与えられた時間は同じだったはずなのに圧倒的な差が生まれている。
加菜子は「嘘っ」小さく叫んだ拍子にうっかり落としかけたボウルを抱きしめた。
「ハッ」
フランは綺麗な顔に嘲笑を浮かべて鼻で笑い飛ばした。そうして、悔しがる加菜子を下から見上げて口角を上げる。
彼はフラン・ユナヴァ。加菜子を助けた恩人である魔術師の一番弟子で、何かと加菜子を敵視する少年――いや青年だ。
ムカつく気持ちを振り払い加菜子はキッチン台にボウルを置いた。
「皮剥き終わりました!」
「はい、ありがとう」
ちょうどオーブンから離れたお婆さんが加菜子にトレーの上を見せた。
「わあ美味しそう」
焼き立てのクッキーやスコーンの甘く香ばしい匂いが広がり、加菜子は顔をほころばせた。
「そいじゃ、ティータイムにしましょうかね」
お婆さんは加菜子の反応に満足そうに頷くと、手を叩いて呼びかけた。
「みんな、準備してちょうだい!」
他のお婆さん達はすぐに立ち上がりテーブルの上を片し始める。慣れた手つきでクロスを変え、戸棚から人数分の食器とカップを取り出して並べてゆくのを加菜子も手伝った。
「ほらアンタも隅にいないで、こっちにいらっしゃい」
お婆さんに声を掛けられたフランは無言で頷いて加菜子の隣に腰を下ろした。
「さ、頂きましょ」
皆が席に着くとお婆さんたちは紅茶を注いだカップとお菓子を配り始める。
「ホント何度見ても綺麗な顔ねえ」
フランの隣に座ったお婆さんが紅茶を渡しながら彼の顔をまじまじと見て嘆息した。
「こんな整った顔は王都でも滅多にないよ」
「目の保養だわ」
他のお婆さんたちも同調するように頷き合った。
鈍色の銀髪と翡翠の瞳を持つ彼は、ビスクドールのように整った容姿をしている。
フランは照れたり困ったりする様子もまるでなく我関せずといった顔で自分に送られる賛辞を流していた。
加菜子はフランの横顔に呆れた視線を送った。
(澄ました顔ちゃって)
加菜子とフランは出会った時から犬猿の仲で顔を合わせれば皮肉の応酬ばかりだった。
だが加菜子はフランを一目みたときたしかに彼の美しさに見惚れてしまった自分がいたのを覚えている。それを思い出すといつも苦い気持ちになるのだ。
気分を落ち着かせるように紅茶を一気に飲み干した。
すると焼き菓子を焼いてくれたお婆さんが「あらあら」と笑って加菜子に紅茶のおかわりを注いでくれた。

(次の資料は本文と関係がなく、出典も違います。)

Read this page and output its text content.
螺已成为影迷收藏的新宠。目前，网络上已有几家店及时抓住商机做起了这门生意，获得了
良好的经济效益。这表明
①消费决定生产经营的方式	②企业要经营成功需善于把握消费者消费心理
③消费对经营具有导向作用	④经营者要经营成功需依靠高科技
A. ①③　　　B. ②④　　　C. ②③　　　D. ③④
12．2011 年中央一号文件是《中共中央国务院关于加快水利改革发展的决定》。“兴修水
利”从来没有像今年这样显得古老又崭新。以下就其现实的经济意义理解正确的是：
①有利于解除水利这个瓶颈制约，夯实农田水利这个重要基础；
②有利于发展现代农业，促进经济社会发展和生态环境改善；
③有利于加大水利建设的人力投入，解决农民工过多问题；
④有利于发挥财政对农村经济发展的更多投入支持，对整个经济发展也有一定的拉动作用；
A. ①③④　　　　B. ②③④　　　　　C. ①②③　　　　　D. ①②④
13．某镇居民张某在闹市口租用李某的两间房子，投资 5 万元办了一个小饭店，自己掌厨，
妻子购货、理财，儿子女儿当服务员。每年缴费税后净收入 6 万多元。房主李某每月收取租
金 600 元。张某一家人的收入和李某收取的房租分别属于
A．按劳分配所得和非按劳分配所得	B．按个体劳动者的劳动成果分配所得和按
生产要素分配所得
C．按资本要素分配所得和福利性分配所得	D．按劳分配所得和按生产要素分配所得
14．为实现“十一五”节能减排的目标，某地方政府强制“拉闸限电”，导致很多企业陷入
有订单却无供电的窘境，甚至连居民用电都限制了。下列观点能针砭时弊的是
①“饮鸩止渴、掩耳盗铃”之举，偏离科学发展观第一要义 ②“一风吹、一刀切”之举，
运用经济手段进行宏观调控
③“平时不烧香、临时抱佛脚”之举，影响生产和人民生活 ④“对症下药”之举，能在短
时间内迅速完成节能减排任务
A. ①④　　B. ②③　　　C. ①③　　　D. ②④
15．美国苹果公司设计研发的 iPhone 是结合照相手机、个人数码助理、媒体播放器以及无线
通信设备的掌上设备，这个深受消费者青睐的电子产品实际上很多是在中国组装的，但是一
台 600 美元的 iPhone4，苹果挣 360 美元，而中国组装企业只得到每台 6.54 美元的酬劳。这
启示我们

「カナコも十分可愛いんだからそんな険しい顔しないのよ」
「そうそう、若い子がいるだけでアタシ達までハリが出てくるんだもの」
ねえと、彼女たちは目を妖しく輝かせて一人が加菜子の手を包んだ。
「見目が良ければ肝も良いんだから」
「若い子の肝臓は一番のアンチエイジングになるわ」
「心臓ならなおベスト」
お婆さんたちはフランと加菜子を見つめ、うっとりとした表情を浮かべた。
「……」
加菜子は掴まれた手をそっと引き抜き、無言で隣のフランの影に隠れるように身を引いた。
「あらやだ、冗談よ!
彼女たちは楽しそうに付け足したものの加菜子は乾いた笑いを浮かべるだけにとどめた。
そう、ここは魔女の村。
昔、死の森と恐れられた谷に作られ魔女だけが暮らす集落だった。
焼き菓子を作り編み物をし薬草を乾燥させ胡桃を剥くお婆さんたちは全員、魔女だ。
もともと山あいにある集落で交流の乏しい場所だったが、戦後に一般人を受け入れ一部を切り拓き麓の町に鉄道が通ったことで今では観光を謳っている。